Gaius shot up, striding swiftly toward the hall. “Is anyone with her?”
“Yes. She arrived with several people.”
He pushed past the man, Arielle close at his heels. He shouted for the healer to extinguish the experiments they’d just abandoned. Arielle said nothing as they descended the stairs and walked briskly across the great valley of Araignée. She was likely just as anxiously excited as he was. Gaius clenched his hands in and out of fists, too many sharp-edged emotions coming simultaneously.
“Do you think he’s with them?” Arielle finally dared to whisper, struggling to keep up with his long strides.
“Gods, I hope so.”
Agatha and Sorscha had sent word a moon ago that he was safe. Whole. But they both needed to see for themselves. Their brother. Arielle’s brother by blood in lives she could hardly recall, and Gaius’ chosen brother in the only life he knew.
He could just make out five figures, mere shadows in the bright sun, near the cave entrance to Araignée. Had it truly only been a matter of moons since he’d walked through that cavemouth himself and never wanted to leave? It felt like a lifetime ago, all its own.
One of the shapes was thick and bulky, confusing Gaius until they came close enough to realise it was Sorscha accosting Asa, her legs wrapped around his middle.
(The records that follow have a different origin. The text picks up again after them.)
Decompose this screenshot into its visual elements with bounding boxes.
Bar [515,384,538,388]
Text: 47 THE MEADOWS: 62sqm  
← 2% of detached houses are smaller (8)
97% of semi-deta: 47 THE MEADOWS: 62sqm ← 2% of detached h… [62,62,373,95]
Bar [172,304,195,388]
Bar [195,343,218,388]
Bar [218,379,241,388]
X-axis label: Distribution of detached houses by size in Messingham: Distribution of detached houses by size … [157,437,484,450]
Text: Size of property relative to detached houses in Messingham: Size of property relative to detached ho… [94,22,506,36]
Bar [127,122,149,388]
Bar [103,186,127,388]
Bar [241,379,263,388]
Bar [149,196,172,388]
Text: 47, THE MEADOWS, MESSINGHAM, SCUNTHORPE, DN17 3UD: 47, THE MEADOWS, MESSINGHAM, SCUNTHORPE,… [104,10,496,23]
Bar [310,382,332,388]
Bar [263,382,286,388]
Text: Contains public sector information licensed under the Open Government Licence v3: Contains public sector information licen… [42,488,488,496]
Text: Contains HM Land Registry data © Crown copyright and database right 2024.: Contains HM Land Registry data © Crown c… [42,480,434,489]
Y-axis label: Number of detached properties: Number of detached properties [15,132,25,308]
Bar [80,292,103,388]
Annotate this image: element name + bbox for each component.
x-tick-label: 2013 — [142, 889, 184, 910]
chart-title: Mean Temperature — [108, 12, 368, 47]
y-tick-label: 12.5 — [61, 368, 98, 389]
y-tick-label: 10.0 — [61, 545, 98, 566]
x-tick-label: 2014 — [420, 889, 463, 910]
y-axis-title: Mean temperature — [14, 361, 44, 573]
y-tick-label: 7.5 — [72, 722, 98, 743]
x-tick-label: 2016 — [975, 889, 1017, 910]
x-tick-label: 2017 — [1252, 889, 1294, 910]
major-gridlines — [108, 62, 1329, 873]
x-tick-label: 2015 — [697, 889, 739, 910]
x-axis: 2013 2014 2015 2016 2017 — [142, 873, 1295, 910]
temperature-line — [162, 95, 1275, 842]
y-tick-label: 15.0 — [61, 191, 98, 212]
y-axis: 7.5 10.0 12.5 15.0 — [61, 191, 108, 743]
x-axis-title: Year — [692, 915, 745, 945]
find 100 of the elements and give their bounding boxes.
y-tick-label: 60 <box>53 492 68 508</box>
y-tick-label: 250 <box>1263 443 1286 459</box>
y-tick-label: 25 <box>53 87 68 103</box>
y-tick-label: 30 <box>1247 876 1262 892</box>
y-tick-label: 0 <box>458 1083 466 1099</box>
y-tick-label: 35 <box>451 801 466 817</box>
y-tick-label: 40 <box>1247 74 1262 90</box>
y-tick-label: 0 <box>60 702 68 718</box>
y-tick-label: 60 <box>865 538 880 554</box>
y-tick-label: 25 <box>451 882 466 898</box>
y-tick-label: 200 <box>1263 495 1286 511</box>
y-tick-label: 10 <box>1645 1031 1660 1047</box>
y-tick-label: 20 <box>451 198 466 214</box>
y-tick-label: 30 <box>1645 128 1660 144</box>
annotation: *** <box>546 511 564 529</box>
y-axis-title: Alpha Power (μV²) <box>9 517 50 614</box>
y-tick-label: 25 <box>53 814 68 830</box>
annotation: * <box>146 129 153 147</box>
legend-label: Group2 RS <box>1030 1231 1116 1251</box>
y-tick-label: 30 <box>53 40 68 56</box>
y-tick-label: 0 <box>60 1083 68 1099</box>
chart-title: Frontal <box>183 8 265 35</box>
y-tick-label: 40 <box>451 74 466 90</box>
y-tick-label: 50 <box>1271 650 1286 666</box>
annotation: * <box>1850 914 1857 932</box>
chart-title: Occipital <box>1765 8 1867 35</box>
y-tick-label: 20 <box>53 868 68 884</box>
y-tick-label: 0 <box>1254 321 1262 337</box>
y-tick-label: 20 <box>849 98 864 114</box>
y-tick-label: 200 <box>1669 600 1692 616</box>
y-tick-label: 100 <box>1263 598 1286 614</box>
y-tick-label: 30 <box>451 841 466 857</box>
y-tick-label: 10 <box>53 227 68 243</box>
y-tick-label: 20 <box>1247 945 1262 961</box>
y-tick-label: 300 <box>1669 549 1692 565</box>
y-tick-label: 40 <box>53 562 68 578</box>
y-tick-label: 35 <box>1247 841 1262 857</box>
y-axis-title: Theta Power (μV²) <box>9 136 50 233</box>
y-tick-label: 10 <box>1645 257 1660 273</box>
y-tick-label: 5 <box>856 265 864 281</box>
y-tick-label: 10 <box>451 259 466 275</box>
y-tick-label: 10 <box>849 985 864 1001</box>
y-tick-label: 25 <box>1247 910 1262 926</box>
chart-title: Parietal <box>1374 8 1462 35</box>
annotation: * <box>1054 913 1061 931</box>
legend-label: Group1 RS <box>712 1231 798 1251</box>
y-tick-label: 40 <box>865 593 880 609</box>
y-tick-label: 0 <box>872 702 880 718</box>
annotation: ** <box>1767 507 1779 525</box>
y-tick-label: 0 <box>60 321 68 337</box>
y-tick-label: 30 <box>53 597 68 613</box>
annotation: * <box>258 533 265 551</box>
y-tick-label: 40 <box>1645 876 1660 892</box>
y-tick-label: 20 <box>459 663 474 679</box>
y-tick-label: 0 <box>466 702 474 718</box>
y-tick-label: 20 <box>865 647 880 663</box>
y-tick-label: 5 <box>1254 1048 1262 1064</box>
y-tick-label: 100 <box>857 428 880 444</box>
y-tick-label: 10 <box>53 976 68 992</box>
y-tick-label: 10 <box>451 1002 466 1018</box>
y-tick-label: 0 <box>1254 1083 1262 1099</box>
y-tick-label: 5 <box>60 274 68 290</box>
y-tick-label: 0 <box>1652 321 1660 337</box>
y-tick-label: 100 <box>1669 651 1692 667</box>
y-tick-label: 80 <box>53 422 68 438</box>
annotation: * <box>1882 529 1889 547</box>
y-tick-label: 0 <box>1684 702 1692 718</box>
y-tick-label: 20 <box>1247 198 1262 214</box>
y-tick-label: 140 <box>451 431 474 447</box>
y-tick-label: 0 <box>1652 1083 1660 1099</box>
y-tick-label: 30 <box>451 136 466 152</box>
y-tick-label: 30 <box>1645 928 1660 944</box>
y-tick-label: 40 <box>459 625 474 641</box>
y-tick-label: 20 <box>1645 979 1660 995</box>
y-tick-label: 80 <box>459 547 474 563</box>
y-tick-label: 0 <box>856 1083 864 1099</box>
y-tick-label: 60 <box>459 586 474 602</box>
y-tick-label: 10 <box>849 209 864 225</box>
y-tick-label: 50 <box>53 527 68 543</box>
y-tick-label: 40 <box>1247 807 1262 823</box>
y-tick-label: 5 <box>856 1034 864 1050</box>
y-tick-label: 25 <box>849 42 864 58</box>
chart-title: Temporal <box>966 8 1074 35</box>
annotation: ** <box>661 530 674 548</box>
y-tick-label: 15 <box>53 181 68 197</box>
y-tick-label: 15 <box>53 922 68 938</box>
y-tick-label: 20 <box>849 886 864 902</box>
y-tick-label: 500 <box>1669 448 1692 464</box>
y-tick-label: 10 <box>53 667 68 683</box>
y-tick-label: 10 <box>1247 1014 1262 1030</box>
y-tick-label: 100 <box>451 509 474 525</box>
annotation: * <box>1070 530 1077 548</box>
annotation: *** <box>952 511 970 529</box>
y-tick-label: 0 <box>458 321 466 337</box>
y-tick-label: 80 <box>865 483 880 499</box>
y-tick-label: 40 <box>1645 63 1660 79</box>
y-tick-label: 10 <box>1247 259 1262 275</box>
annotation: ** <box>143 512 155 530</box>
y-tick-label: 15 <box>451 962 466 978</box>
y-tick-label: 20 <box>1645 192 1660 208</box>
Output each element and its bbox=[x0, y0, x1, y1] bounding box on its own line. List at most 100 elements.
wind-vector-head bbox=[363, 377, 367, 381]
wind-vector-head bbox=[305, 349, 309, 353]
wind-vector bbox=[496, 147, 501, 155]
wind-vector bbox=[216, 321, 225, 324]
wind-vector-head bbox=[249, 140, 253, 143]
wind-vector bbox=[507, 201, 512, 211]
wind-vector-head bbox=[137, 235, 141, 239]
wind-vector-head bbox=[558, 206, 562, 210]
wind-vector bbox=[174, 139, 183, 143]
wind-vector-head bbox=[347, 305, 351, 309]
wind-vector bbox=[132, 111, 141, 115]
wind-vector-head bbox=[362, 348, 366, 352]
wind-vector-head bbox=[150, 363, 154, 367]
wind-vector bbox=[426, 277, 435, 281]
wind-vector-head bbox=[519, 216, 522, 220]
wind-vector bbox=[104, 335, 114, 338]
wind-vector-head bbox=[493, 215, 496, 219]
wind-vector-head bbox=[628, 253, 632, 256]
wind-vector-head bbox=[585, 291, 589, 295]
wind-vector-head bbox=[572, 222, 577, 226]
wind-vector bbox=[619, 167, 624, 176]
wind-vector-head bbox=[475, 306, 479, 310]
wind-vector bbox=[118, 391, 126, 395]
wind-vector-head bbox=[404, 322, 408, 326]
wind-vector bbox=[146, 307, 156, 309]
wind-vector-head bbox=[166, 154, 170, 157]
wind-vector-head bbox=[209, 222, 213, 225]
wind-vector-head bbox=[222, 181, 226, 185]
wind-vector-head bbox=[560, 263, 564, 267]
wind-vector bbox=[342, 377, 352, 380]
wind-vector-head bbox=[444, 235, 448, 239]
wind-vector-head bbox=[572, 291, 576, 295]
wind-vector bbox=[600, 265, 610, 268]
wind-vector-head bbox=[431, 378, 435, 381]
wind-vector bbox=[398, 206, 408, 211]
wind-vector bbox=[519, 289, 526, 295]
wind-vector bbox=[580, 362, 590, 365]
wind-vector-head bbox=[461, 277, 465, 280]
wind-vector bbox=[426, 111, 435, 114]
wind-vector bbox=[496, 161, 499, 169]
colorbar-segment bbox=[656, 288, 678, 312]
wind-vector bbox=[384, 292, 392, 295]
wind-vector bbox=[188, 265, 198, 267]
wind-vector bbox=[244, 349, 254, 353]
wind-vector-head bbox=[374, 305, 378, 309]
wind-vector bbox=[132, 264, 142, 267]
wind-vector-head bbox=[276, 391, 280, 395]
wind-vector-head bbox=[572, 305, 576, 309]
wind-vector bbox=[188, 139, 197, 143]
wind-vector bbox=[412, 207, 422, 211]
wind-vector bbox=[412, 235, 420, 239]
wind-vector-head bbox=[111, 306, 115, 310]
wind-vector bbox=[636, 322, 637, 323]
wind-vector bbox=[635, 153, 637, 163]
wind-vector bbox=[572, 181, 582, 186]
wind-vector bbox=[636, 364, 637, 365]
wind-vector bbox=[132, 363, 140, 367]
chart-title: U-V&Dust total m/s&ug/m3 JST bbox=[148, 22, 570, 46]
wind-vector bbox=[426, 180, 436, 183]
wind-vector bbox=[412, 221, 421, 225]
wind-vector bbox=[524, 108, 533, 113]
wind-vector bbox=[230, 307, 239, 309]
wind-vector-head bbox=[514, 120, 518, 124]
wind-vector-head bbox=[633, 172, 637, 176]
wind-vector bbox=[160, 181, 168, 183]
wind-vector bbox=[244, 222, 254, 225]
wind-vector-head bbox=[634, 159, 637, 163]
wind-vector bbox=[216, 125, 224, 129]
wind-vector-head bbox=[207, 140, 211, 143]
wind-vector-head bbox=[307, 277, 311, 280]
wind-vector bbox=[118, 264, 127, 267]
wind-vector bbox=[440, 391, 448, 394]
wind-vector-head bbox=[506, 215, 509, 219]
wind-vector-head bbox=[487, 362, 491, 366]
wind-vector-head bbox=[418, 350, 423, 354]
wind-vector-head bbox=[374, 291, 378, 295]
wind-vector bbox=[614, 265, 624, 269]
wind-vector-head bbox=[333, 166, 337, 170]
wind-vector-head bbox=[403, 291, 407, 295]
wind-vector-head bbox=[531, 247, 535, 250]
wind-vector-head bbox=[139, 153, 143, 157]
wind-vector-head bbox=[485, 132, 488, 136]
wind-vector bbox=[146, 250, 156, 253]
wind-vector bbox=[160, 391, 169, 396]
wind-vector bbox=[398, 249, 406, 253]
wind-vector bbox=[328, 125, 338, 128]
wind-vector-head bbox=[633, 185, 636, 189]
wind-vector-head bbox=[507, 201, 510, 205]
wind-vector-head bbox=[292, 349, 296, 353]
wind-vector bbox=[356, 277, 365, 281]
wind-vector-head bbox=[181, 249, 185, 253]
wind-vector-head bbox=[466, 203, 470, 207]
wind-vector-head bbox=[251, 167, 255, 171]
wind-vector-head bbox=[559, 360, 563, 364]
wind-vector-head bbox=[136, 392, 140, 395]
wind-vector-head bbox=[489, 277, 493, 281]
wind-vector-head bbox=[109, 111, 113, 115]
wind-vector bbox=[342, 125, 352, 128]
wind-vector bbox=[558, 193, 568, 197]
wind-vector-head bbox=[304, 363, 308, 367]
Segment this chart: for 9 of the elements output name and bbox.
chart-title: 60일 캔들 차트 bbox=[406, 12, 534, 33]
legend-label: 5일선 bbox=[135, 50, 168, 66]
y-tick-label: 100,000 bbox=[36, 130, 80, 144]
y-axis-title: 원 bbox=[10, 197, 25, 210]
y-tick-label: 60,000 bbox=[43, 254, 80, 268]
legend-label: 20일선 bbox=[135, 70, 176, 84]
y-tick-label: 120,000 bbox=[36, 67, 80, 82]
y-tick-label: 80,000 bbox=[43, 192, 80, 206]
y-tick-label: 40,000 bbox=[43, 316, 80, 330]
Before they made it two more steps, one of the other figures was darting toward him rapidly, wild copper hair flying out behind her. He caught Aggie mid-air as she jumped, wrapping her arms around his neck as he squeezed her in a tight embrace.
“Am I supposed to hug the queen like this?” he teased.
Aggie laughed and sniffled. “Oh, stuff it.”
She gave him one more squeeze, and he set her down, wholly unprepared for the assault of emotion that would slam into him the moment she stepped aside to reveal Grimm standing there.